The bill would have raised the RPS to 40 percent and included energy storage, with a 2X modifier if it delivered clean energy at peak times or helped integrate renewable generation.

That storage bit has never been done and took even ardent storage fans by surprise. It’s not actually clear if it would have succeeded in spurring more storage adoption; that depends on whether the companies covered by the RPS could meet their obligation more cheaply with solar or wind, or if the double-counting makes storage cost-competitive.

Now we won’t have a chance to find out.

Instead, stay tuned for the Nevada PUC’s investigation of the cost-effectiveness of storage for ratepayers. Governor Brian Sandoval did sign that bill, which gives the PUC the power to set a mandate if the cost-benefit analysis turns out positive.

West side storage

New York just passed a storage target too. Still awaiting a signature from pro-renewable Governor Andrew Cuomo, the bill calls on the Public Service Commission to set a 2030 target for energy storage systems by January 1.

After that, the New York State Energy Research and Development Authority and the Long Island Power Authority will start implementing a deployment program to meet the target. The program must consider both customer-sited and front-of-the-meter storage, evaluating its use for transmission upgrade deferral and peak load reduction in constrained areas.

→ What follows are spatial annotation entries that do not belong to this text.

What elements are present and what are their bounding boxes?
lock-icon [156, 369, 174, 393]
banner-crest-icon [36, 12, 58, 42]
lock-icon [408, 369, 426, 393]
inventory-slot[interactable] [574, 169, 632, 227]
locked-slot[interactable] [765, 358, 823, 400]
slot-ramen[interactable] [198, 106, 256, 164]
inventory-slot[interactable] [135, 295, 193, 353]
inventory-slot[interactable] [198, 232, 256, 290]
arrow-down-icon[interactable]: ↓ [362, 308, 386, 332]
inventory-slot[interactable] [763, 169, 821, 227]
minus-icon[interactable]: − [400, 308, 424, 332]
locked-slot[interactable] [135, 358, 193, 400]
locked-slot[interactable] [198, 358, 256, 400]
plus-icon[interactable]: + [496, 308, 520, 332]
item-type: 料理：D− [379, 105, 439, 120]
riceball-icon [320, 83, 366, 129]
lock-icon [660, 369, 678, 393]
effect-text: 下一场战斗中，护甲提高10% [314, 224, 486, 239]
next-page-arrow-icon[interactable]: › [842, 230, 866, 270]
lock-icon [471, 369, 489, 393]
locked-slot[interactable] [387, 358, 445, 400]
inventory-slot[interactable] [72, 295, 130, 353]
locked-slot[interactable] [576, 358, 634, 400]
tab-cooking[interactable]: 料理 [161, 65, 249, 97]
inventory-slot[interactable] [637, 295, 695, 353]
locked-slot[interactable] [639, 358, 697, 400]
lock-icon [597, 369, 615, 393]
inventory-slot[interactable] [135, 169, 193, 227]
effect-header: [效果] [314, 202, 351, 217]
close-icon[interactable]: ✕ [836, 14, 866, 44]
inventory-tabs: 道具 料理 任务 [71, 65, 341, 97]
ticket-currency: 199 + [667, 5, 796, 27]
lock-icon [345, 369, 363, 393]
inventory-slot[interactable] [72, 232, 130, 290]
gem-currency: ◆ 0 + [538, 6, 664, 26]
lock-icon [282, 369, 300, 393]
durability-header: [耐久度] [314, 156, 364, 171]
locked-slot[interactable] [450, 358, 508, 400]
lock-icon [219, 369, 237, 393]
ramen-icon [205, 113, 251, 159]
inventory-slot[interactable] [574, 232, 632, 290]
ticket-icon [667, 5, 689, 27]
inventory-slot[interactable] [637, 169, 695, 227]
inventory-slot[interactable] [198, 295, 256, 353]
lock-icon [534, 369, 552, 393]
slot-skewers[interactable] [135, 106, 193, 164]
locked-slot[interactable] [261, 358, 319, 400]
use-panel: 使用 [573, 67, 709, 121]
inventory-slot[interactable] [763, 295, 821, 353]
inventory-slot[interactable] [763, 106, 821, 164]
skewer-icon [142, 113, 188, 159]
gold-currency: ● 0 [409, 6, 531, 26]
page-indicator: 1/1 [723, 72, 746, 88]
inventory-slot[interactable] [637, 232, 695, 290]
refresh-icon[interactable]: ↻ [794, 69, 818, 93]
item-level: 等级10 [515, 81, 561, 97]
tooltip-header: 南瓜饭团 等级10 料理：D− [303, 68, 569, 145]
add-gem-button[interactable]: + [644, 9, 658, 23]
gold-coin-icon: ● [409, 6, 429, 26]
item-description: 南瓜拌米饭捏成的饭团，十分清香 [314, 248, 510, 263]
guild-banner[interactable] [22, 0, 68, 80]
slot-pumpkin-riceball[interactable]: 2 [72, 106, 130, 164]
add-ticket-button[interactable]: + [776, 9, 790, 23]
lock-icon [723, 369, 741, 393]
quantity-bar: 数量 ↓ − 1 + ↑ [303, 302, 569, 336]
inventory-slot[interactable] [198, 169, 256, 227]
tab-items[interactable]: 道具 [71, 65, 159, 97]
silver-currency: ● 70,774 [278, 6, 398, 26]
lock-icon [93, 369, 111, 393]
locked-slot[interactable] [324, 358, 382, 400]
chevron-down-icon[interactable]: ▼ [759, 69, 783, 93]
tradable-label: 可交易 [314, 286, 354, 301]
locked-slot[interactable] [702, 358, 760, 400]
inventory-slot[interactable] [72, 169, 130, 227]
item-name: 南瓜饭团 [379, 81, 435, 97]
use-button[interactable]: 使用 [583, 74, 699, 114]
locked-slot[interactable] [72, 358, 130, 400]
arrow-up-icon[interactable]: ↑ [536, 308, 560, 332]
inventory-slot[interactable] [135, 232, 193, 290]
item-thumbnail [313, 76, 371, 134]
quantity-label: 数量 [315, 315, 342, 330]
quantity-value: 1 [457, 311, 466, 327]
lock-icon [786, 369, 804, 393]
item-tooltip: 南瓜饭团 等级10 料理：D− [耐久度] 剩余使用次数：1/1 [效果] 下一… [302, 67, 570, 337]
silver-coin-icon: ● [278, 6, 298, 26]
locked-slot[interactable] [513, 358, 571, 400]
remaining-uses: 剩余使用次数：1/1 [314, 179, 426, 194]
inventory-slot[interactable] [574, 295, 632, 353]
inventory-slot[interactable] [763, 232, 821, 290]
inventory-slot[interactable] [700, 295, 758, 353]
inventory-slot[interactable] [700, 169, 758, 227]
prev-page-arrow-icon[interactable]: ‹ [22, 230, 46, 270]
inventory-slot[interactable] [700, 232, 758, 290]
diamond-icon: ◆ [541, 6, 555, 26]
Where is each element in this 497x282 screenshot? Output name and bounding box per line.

This puts New York in the running to be the fourth state to set a storage target. California and Oregon have them; Massachusetts owes its legislature a target by July; and Nevada’s deadline isn’t until October 2018.

Australia goes giga-scale

Two giga-scale lithium-ion storage factories could be coming to Australia in the next few years.

The business case for manufacturing there is driven by the country’s healthy storage market, proximity to Asian markets, and the domestic mining of critical ingredients like lithium, cobalt and graphite, Renew Economy has reported.

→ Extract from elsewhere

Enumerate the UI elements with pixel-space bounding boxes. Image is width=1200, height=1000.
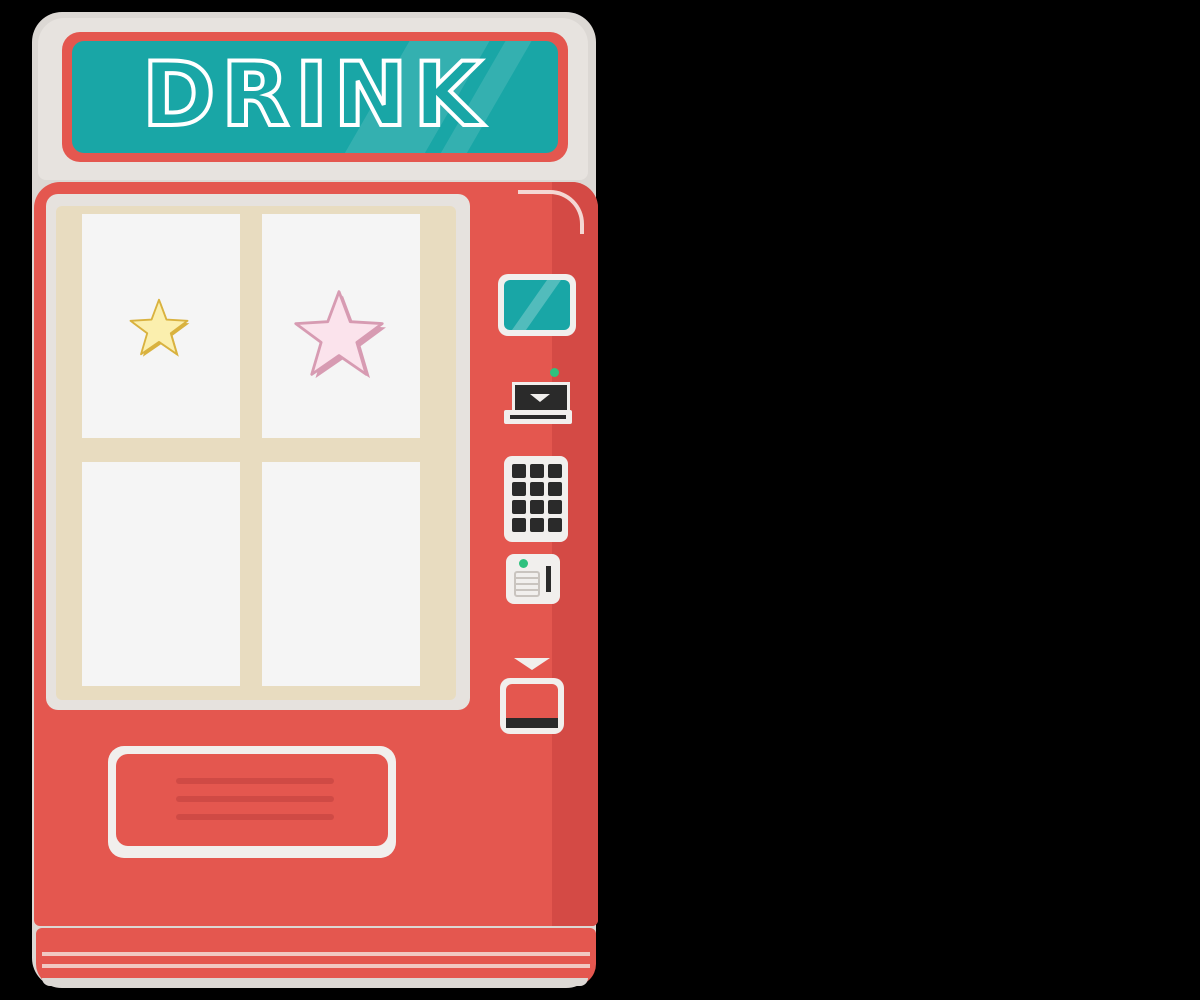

The upstart manufacturing consortium Energy Renaissance includes Massachusetts-based 24M, which claims it can cut battery costs in half through a faster, more efficient production process. 24M will have a chance to prove its claims when the facility begins production in Darwin, which is expected to occur in late 2018.

The factory will start with four 150-megawatt-hour production lines, which are expected to grow to seven in total over time.

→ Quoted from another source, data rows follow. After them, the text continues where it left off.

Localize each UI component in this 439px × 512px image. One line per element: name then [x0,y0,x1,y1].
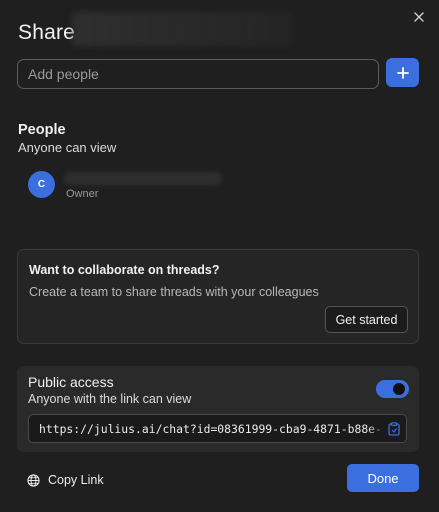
copy-link-label: Copy Link [48,473,104,487]
close-button[interactable] [408,6,430,28]
redacted-owner-name [64,172,222,185]
copy-link-icon-button[interactable] [385,420,403,438]
public-access-subtitle: Anyone with the link can view [28,392,192,406]
share-dialog: Share People Anyone can view C Owner Wan… [0,0,439,512]
done-button[interactable]: Done [347,464,419,492]
people-heading: People [18,122,66,138]
public-access-title: Public access [28,374,114,390]
globe-icon [27,473,40,487]
add-people-button[interactable] [386,58,419,87]
add-people-input[interactable] [17,59,379,89]
share-link-field[interactable]: https://julius.ai/chat?id=08361999-cba9-… [28,414,407,443]
people-visibility: Anyone can view [18,140,117,155]
copy-link-button[interactable]: Copy Link [27,470,104,490]
redacted-thread-name [72,12,292,46]
clipboard-icon [388,422,400,436]
plus-icon [396,66,409,79]
get-started-button[interactable]: Get started [325,306,408,333]
share-link-text: https://julius.ai/chat?id=08361999-cba9-… [39,422,382,436]
public-access-toggle[interactable] [376,380,409,398]
owner-role: Owner [66,188,99,200]
collaborate-title: Want to collaborate on threads? [29,263,220,277]
toggle-knob [393,383,405,395]
public-access-panel: Public access Anyone with the link can v… [17,366,419,452]
close-icon [414,12,424,22]
collaborate-card: Want to collaborate on threads? Create a… [17,249,419,344]
avatar: C [28,171,55,198]
collaborate-description: Create a team to share threads with your… [29,285,319,299]
dialog-title: Share [18,21,76,44]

Meanwhile, former Macquarie Bank executive Bill Moss is working to open a 15-gigawatt-hour storage factory in Townsville.


Automakers want to sell more electric vehicles, and utilities want to sell more power. They have a lot to gain from working together on this endeavor.

BMW and PG&E showed what that friendship might look like in their i ChargeForward pilot, which saw 100 customer-owned i3 cars and a stationary storage reserve at BMW’s Mountain View office deliver 100 kilowatts to the grid for an hour when called upon.

BMW turned car charging into a demand response event, delaying customer charging by an hour if needed, and discharging its stationary second-life battery system to make up the difference. This is a key first step toward treating EVs like full-fledged grid assets.

Julia Pyper has the details here, but a few points jump out:

  • The cars themselves averaged 20 percent of the kilowatts contributed over 209 demand response events. On average, only seven vehicles participated in a given event. That means the stationary storage is still doing the heavy lifting, which makes this look more like a test for grid storage as a DR asset.
  • That said, the pilot did verify that real consumer vehicles can receive and respond to utility signals in real time.
  • Vehicle response rate was correlated to PG&E’s time-of-use rates. When a DR event fell between the optimal charging hours of 11 p.m. and 2 a.m., more cars participated. That means owners are responding to the financial incentives the utility has employed to make charging behavior work for the grid.
  • 98 percent of participants were satisfied with the program, so the grid benefit did not come at a cost to customer experience.

Now BMW is expanding to a 250-vehicle demonstration, which will focus on how to make smart charging useful for the grid and how to get customers to participate in such events.